After the talks, Zarif praised the “excellent co-operation” between Moscow and Tehran and said Lavrov had promised him to “defend and keep the agreement”. Zarif later said he was seeking “solutions in order for other countries, in particular those remaining in the agreement, to have relations with Iran without hindrance,” in comments reported by the Iranian ISNA news agency.
Lavrov, for his part, said Russia and Europe had a duty to “jointly defend their legal interests” in terms of the deal.
Zarif’s diplomatic tour took him to Beijing at the weekend and will see him visit Brussels later in the week, as the international backers of the agreement scramble to save it.
Yesterday he also sent a letter to the United Nations in which he accused the US of showing a “complete disregard for international law” in pulling out of the deal.
Russian President Vladimir Putin has already spoken with German Chancellor Angela Merkel and Turkey’s President Recep Tayyip Erdogan about efforts to save the accord, after voicing his “deep concern” over Trump’s decision.
And yesterday Putin met Yukiya Amano, the head of the International Atomic Energy Agency, telling him that Russia was “ready to continue to uphold the Iran nuclear deal despite the withdrawal of the United States”.
Trump’s move to ditch the nuclear deal has infuriated Washington’s allies in Europe as well as China and Russia.
“(European) co-operation with Russia, which until recently seemed impossible because of the Skripal (spy poisoning) case, with the expulsion of diplomats and the reduction of contact, is now receiving a fresh boost,” said Andrei Baklitsky of the Moscow-based PIR Center nuclear safety NGO.

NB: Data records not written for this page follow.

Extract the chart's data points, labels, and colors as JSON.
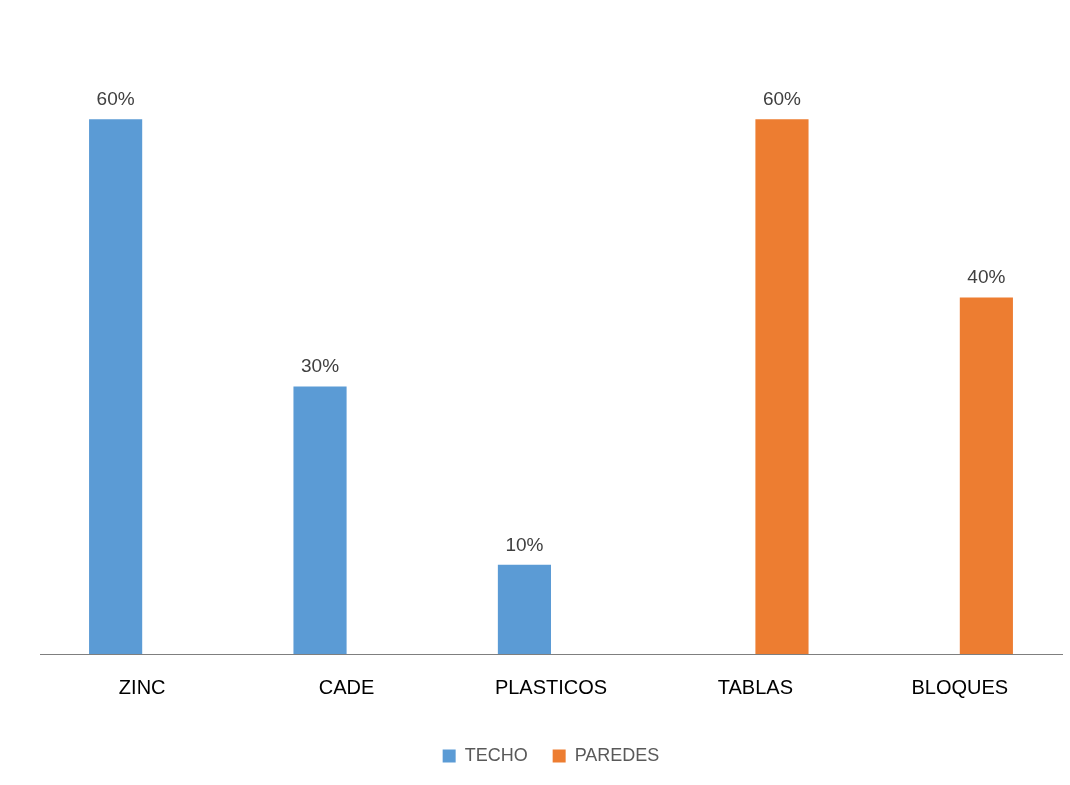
{
  "chart_data": {
    "type": "bar",
    "categories": [
      "ZINC",
      "CADE",
      "PLASTICOS",
      "TABLAS",
      "BLOQUES"
    ],
    "series": [
      {
        "name": "TECHO",
        "color": "#5b9bd5",
        "values": [
          60,
          30,
          10,
          null,
          null
        ],
        "value_labels": [
          "60%",
          "30%",
          "10%",
          null,
          null
        ]
      },
      {
        "name": "PAREDES",
        "color": "#ed7d31",
        "values": [
          null,
          null,
          null,
          60,
          40
        ],
        "value_labels": [
          null,
          null,
          null,
          "60%",
          "40%"
        ]
      }
    ],
    "legend": "bottom",
    "grid": false
  }
}
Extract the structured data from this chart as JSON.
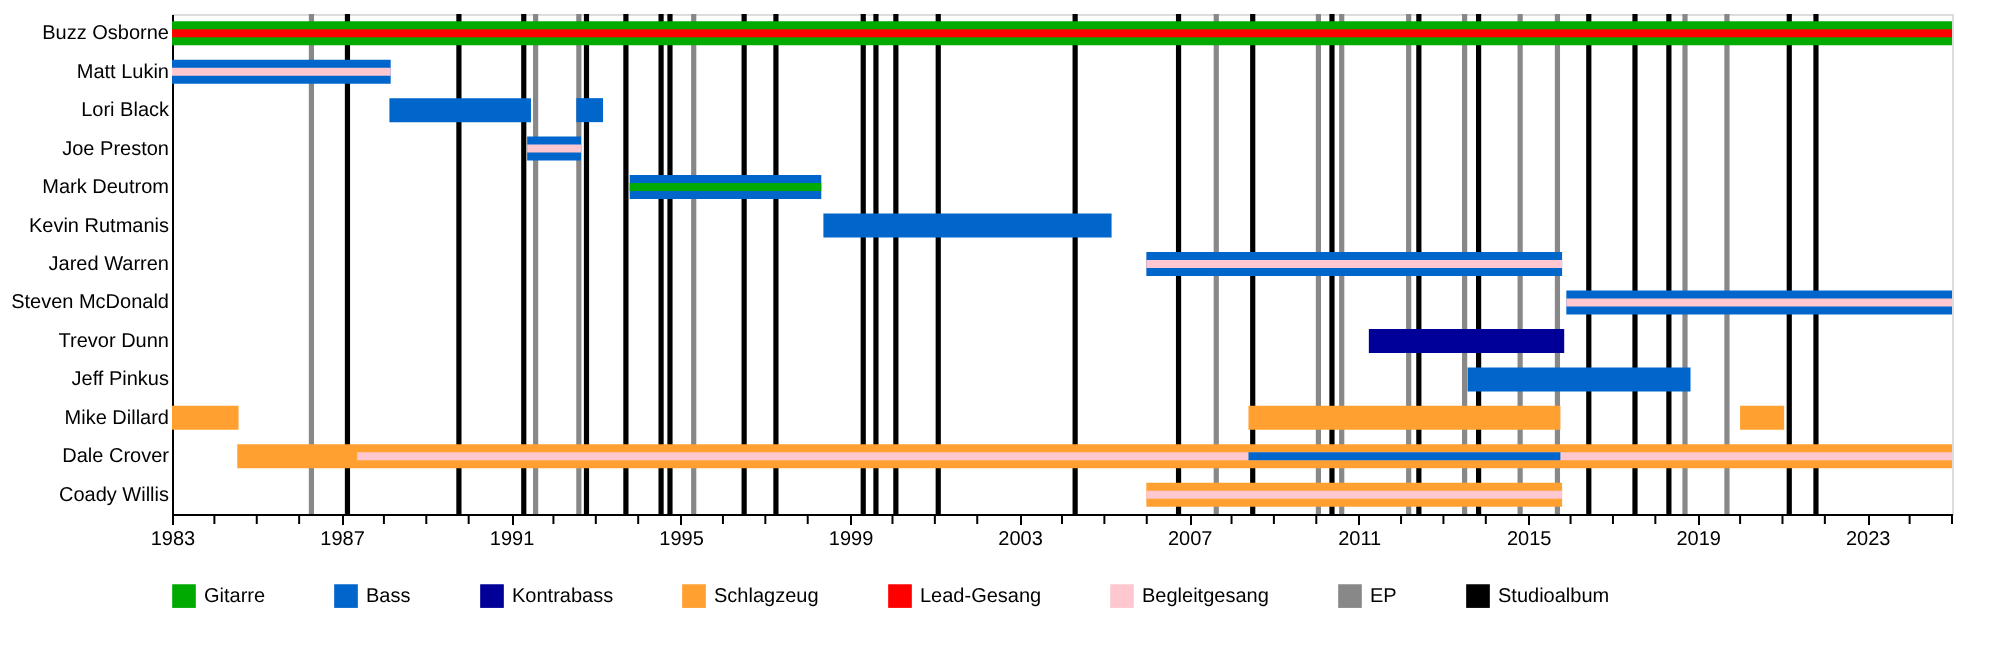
{
  "chart_data": {
    "type": "bar",
    "orientation": "horizontal",
    "categories": [
      "Buzz Osborne",
      "Matt Lukin",
      "Lori Black",
      "Joe Preston",
      "Mark Deutrom",
      "Kevin Rutmanis",
      "Jared Warren",
      "Steven McDonald",
      "Trevor Dunn",
      "Jeff Pinkus",
      "Mike Dillard",
      "Dale Crover",
      "Coady Willis"
    ],
    "series": [
      {
        "name": "Gitarre",
        "color": "#00aa00",
        "base": [
          1983,
          null,
          null,
          null,
          null,
          null,
          null,
          null,
          null,
          null,
          null,
          null,
          null
        ],
        "values": [
          42,
          null,
          null,
          null,
          null,
          null,
          null,
          null,
          null,
          null,
          null,
          null,
          null
        ]
      },
      {
        "name": "Bass",
        "color": "#0066cc",
        "base": [
          null,
          1983,
          1988.13,
          1991.38,
          1993.8,
          1998.37,
          2005.99,
          2015.9,
          null,
          2013.57,
          null,
          null,
          null
        ],
        "values": [
          null,
          5.16,
          3.34,
          1.27,
          4.52,
          6.8,
          9.81,
          9.1,
          null,
          5.26,
          null,
          null,
          null
        ]
      },
      {
        "color": "#0066cc",
        "base": [
          null,
          null,
          1992.54,
          null,
          null,
          null,
          null,
          null,
          null,
          null,
          null,
          null,
          null
        ],
        "values": [
          null,
          null,
          0.63,
          null,
          null,
          null,
          null,
          null,
          null,
          null,
          null,
          null,
          null
        ]
      },
      {
        "name": "Kontrabass",
        "color": "#000099",
        "base": [
          null,
          null,
          null,
          null,
          null,
          null,
          null,
          null,
          2011.24,
          null,
          null,
          null,
          null
        ],
        "values": [
          null,
          null,
          null,
          null,
          null,
          null,
          null,
          null,
          4.61,
          null,
          null,
          null,
          null
        ]
      },
      {
        "name": "Schlagzeug",
        "color": "#ffa030",
        "base": [
          null,
          null,
          null,
          null,
          null,
          null,
          null,
          null,
          null,
          null,
          1983,
          1984.54,
          2005.99
        ],
        "values": [
          null,
          null,
          null,
          null,
          null,
          null,
          null,
          null,
          null,
          null,
          1.57,
          40.46,
          9.81
        ]
      },
      {
        "color": "#ffa030",
        "base": [
          null,
          null,
          null,
          null,
          null,
          null,
          null,
          null,
          null,
          null,
          2008.4,
          null,
          null
        ],
        "values": [
          null,
          null,
          null,
          null,
          null,
          null,
          null,
          null,
          null,
          null,
          7.36,
          null,
          null
        ]
      },
      {
        "color": "#ffa030",
        "base": [
          null,
          null,
          null,
          null,
          null,
          null,
          null,
          null,
          null,
          null,
          2020.0,
          null,
          null
        ],
        "values": [
          null,
          null,
          null,
          null,
          null,
          null,
          null,
          null,
          null,
          null,
          1.04,
          null,
          null
        ]
      },
      {
        "name": "Lead-Gesang",
        "color": "#ff0000",
        "base": [
          1983,
          null,
          null,
          null,
          null,
          null,
          null,
          null,
          null,
          null,
          null,
          null,
          null
        ],
        "values": [
          42,
          null,
          null,
          null,
          null,
          null,
          null,
          null,
          null,
          null,
          null,
          null,
          null
        ]
      },
      {
        "name": "Begleitgesang",
        "color": "#ffc8d0",
        "base": [
          null,
          1983,
          null,
          1991.38,
          null,
          null,
          2005.99,
          2015.9,
          null,
          null,
          null,
          1987.37,
          2005.99
        ],
        "values": [
          null,
          5.16,
          null,
          1.27,
          null,
          null,
          9.81,
          9.1,
          null,
          null,
          null,
          37.63,
          9.81
        ]
      },
      {
        "color": "#00aa00",
        "base": [
          null,
          null,
          null,
          null,
          1993.8,
          null,
          null,
          null,
          null,
          null,
          null,
          null,
          null
        ],
        "values": [
          null,
          null,
          null,
          null,
          4.52,
          null,
          null,
          null,
          null,
          null,
          null,
          null,
          null
        ]
      },
      {
        "color": "#0066cc",
        "base": [
          null,
          null,
          null,
          null,
          null,
          null,
          null,
          null,
          null,
          null,
          null,
          2008.4,
          null
        ],
        "values": [
          null,
          null,
          null,
          null,
          null,
          null,
          null,
          null,
          null,
          null,
          null,
          7.36,
          null
        ]
      }
    ],
    "ref_lines": [
      {
        "axis": "x",
        "value": 1986.29,
        "label": "EP",
        "color": "#888888"
      },
      {
        "axis": "x",
        "value": 1987.14,
        "label": "Studioalbum",
        "color": "#000000"
      },
      {
        "axis": "x",
        "value": 1989.77,
        "color": "#000000"
      },
      {
        "axis": "x",
        "value": 1991.3,
        "color": "#000000"
      },
      {
        "axis": "x",
        "value": 1991.58,
        "color": "#888888"
      },
      {
        "axis": "x",
        "value": 1992.6,
        "color": "#888888"
      },
      {
        "axis": "x",
        "value": 1992.78,
        "color": "#000000"
      },
      {
        "axis": "x",
        "value": 1993.71,
        "color": "#000000"
      },
      {
        "axis": "x",
        "value": 1994.54,
        "color": "#000000"
      },
      {
        "axis": "x",
        "value": 1994.75,
        "color": "#000000"
      },
      {
        "axis": "x",
        "value": 1995.31,
        "color": "#888888"
      },
      {
        "axis": "x",
        "value": 1996.5,
        "color": "#000000"
      },
      {
        "axis": "x",
        "value": 1997.25,
        "color": "#000000"
      },
      {
        "axis": "x",
        "value": 1999.31,
        "color": "#000000"
      },
      {
        "axis": "x",
        "value": 1999.61,
        "color": "#000000"
      },
      {
        "axis": "x",
        "value": 2000.08,
        "color": "#000000"
      },
      {
        "axis": "x",
        "value": 2001.08,
        "color": "#000000"
      },
      {
        "axis": "x",
        "value": 2004.31,
        "color": "#000000"
      },
      {
        "axis": "x",
        "value": 2006.75,
        "color": "#000000"
      },
      {
        "axis": "x",
        "value": 2007.64,
        "color": "#888888"
      },
      {
        "axis": "x",
        "value": 2008.5,
        "color": "#000000"
      },
      {
        "axis": "x",
        "value": 2010.05,
        "color": "#888888"
      },
      {
        "axis": "x",
        "value": 2010.37,
        "color": "#000000"
      },
      {
        "axis": "x",
        "value": 2010.6,
        "color": "#888888"
      },
      {
        "axis": "x",
        "value": 2012.18,
        "color": "#888888"
      },
      {
        "axis": "x",
        "value": 2012.42,
        "color": "#000000"
      },
      {
        "axis": "x",
        "value": 2013.5,
        "color": "#888888"
      },
      {
        "axis": "x",
        "value": 2013.83,
        "color": "#000000"
      },
      {
        "axis": "x",
        "value": 2014.81,
        "color": "#888888"
      },
      {
        "axis": "x",
        "value": 2015.69,
        "color": "#888888"
      },
      {
        "axis": "x",
        "value": 2016.43,
        "color": "#000000"
      },
      {
        "axis": "x",
        "value": 2017.52,
        "color": "#000000"
      },
      {
        "axis": "x",
        "value": 2018.32,
        "color": "#000000"
      },
      {
        "axis": "x",
        "value": 2018.7,
        "color": "#888888"
      },
      {
        "axis": "x",
        "value": 2019.69,
        "color": "#888888"
      },
      {
        "axis": "x",
        "value": 2021.16,
        "color": "#000000"
      },
      {
        "axis": "x",
        "value": 2021.79,
        "color": "#000000"
      }
    ],
    "xlim": [
      1983,
      2025
    ],
    "xticks": [
      1983,
      {
        "value": 1984,
        "label": null
      },
      {
        "value": 1985,
        "label": null
      },
      {
        "value": 1986,
        "label": null
      },
      1987,
      {
        "value": 1988,
        "label": null
      },
      {
        "value": 1989,
        "label": null
      },
      {
        "value": 1990,
        "label": null
      },
      1991,
      {
        "value": 1992,
        "label": null
      },
      {
        "value": 1993,
        "label": null
      },
      {
        "value": 1994,
        "label": null
      },
      1995,
      {
        "value": 1996,
        "label": null
      },
      {
        "value": 1997,
        "label": null
      },
      {
        "value": 1998,
        "label": null
      },
      1999,
      {
        "value": 2000,
        "label": null
      },
      {
        "value": 2001,
        "label": null
      },
      {
        "value": 2002,
        "label": null
      },
      2003,
      {
        "value": 2004,
        "label": null
      },
      {
        "value": 2005,
        "label": null
      },
      {
        "value": 2006,
        "label": null
      },
      2007,
      {
        "value": 2008,
        "label": null
      },
      {
        "value": 2009,
        "label": null
      },
      {
        "value": 2010,
        "label": null
      },
      2011,
      {
        "value": 2012,
        "label": null
      },
      {
        "value": 2013,
        "label": null
      },
      {
        "value": 2014,
        "label": null
      },
      2015,
      {
        "value": 2016,
        "label": null
      },
      {
        "value": 2017,
        "label": null
      },
      {
        "value": 2018,
        "label": null
      },
      2019,
      {
        "value": 2020,
        "label": null
      },
      {
        "value": 2021,
        "label": null
      },
      {
        "value": 2022,
        "label": null
      },
      2023,
      {
        "value": 2024,
        "label": null
      },
      {
        "value": 2025,
        "label": null
      }
    ],
    "grid": false,
    "legend": "bottom"
  }
}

“The Europeans, after the withdrawal of the US from the deal, have found themselves forced to save the Joint Comprehensive Plan of Action themselves,” he said, referring to the official name of the nuclear deal.
Moscow would have to play a key role in ensuring Tehran does not resume its nuclear programme, he added.
On Sunday, US Secretary of State Mike Pompeo said Washington still wants to work with Europe to counter Iran’s “malign behaviour.” But while Pompeo talked up the prospect of renewed coordination with America’s allies, another top aide reminded Europe its companies could face sanctions if they continue to do business with the Middle Eastern power.
Russian efforts to save the accord will boost its role as a power player in the Middle East, after its intervention on the side of Bashar al-Assad’s regime in Syria.
This, along with its diplomatic moves to orchestrate an end to the Syrian conflict, has put Moscow at loggerheads with the US and Europe, which have intervened against the regime.
Merkel is set to visit Russia and meet Putin for a working visit in the Black Sea resort of Sochi on Friday, while French President Emmanuel Macron will be in Saint Petersburg later in the month for an economic forum.
Iran has said it is preparing to resume “industrial-scale” uranium enrichment “without any restrictions” unless Europe can provide solid guarantees that it can maintain trade ties despite renewed US sanctions.
After long negotiations, Iran had agreed in July 2015 to freeze its nuclear programme in return for the lifting of punishing international sanctions.
The deal was negotiated between Iran and the five permanent members of the UN Security Council — Britain, China, France, Russia and the United States — plus Germany.
Russia and Iran once had difficult relations but have seen ties improve since the end of the Cold War.
The countries had sought to strengthen their business ties long before the 2015 agreement, despite international sanctions in place.
Analysts have suggested Russia could benefit economically from the US pull-out, as it is less exposed to the consequences of renewed sanctions than Europe.